Elle s’était souvent demandée pourquoi les hérissons la fascinaient. Bouilles d’anges, couverts d’épines, bourrés de puces. Elle en savait désormais la raison. Vulnérables, inadaptés. Comme eux, il fallait se frayer un chemin, traverser les routes, défier les fous du volant, avancer pour trouver l’ombre, la paix. Un besoin de sécurité sans cesse renouvelé. « La chance est un trait de caractère » disait Mark Twain. C’est cela, désormais elle était un hérisson chanceux.
Trois ans déjà. Trois ans de bonheur. Le bonheur se construit plus vite, plus fort sur un tapis de radicale douleur. Survivre c’était donc combattre. Tout, n’importe quoi. Combattre le tourbillon incessant de la peur et de la solitude. Longtemps déjà qu’elle était descendue de son arc de triomphe. Elle n’avait jamais été une courtisane. Mais là, c’était grave. Incapable de courbettes et de feintes. Des feintes pour une défunte ? Plus le temps. Survivre au débordement, au trop, au pas assez. Elle savait qu’elle n’avait rien gagné en indulgence. Bien au contraire. L’indulgence. Un luxe de superbes qui ne comptent pas les heures.
Trois années de paradoxes, d’incertitudes, de poings serrés qui laissaient pantois son entourage. Elle avait passé son monde au tamis. Un tamis bien serré qui ne libérait que les pépites. Son monde s’était rétréci, son cœur bétonné. Non, ce qui ne vous tue pas ne vous rend pas plus fort. Il vous rend fragile, si fragile, trop fragile…15 Août 2011, le Val Serein.
Revenons à la réalité.
Je voudrais dire ceci à mes compagnons d’armes et de larmes. On n’oublie jamais la peur et la solitude mais, on compense par une joie indéfectible. On est plus fragile certes, mais tellement plus vivant ! Les fleurs sont plus belles, plus odorantes, le sel plus salé, le miel plus sucré, la pluie plus douce, les embruns vous caressent. C’est cela …après… C’est vrai qu’il est plus difficile de composer avec tout, avec rien. Qu’importe ! Ceux qui restent près de vous vous aiment tant que vous n’avez ni regret ni remord d’avoir coupé les branches mortes. Et, peu à peu, jour après jour on réapprend la légèreté, l’insouciance… ave deux béquilles, puis une, puis sans.

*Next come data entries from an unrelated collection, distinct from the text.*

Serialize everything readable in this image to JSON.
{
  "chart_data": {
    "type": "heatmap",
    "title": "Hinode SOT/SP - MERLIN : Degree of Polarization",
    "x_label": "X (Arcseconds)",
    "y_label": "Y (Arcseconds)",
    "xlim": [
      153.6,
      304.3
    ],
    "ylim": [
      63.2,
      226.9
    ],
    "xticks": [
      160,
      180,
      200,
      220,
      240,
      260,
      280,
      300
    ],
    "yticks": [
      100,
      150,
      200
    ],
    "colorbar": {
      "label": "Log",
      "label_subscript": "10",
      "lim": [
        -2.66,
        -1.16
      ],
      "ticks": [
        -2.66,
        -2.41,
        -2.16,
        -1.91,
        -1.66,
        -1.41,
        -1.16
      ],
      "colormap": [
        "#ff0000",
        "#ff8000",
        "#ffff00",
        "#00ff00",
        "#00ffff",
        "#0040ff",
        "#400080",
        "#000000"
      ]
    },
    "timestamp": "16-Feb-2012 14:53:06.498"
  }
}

Je veux écrire ceci aux familles de mes compagnons d’infortune. Vous aussi vous avez changé. N’ayez pas peur. Faites leur confiance. Ils / elles ont changé ? Vous avez raison. Ils / elles sont mieux !
Marie*
Un dernier mot. Depuis 3 ans, j’ai ajouté une étoile à mon prénom. C’est celle de Sirius qui me guide. Elle me rappelle que chaque jour est un cadeau.
Prenez soin de vous, prenez soin d’eux, on veille sur moi.
Ah oui, j’oubliais « Et après ? » Qu’importe, puisque c’est ici et maintenant.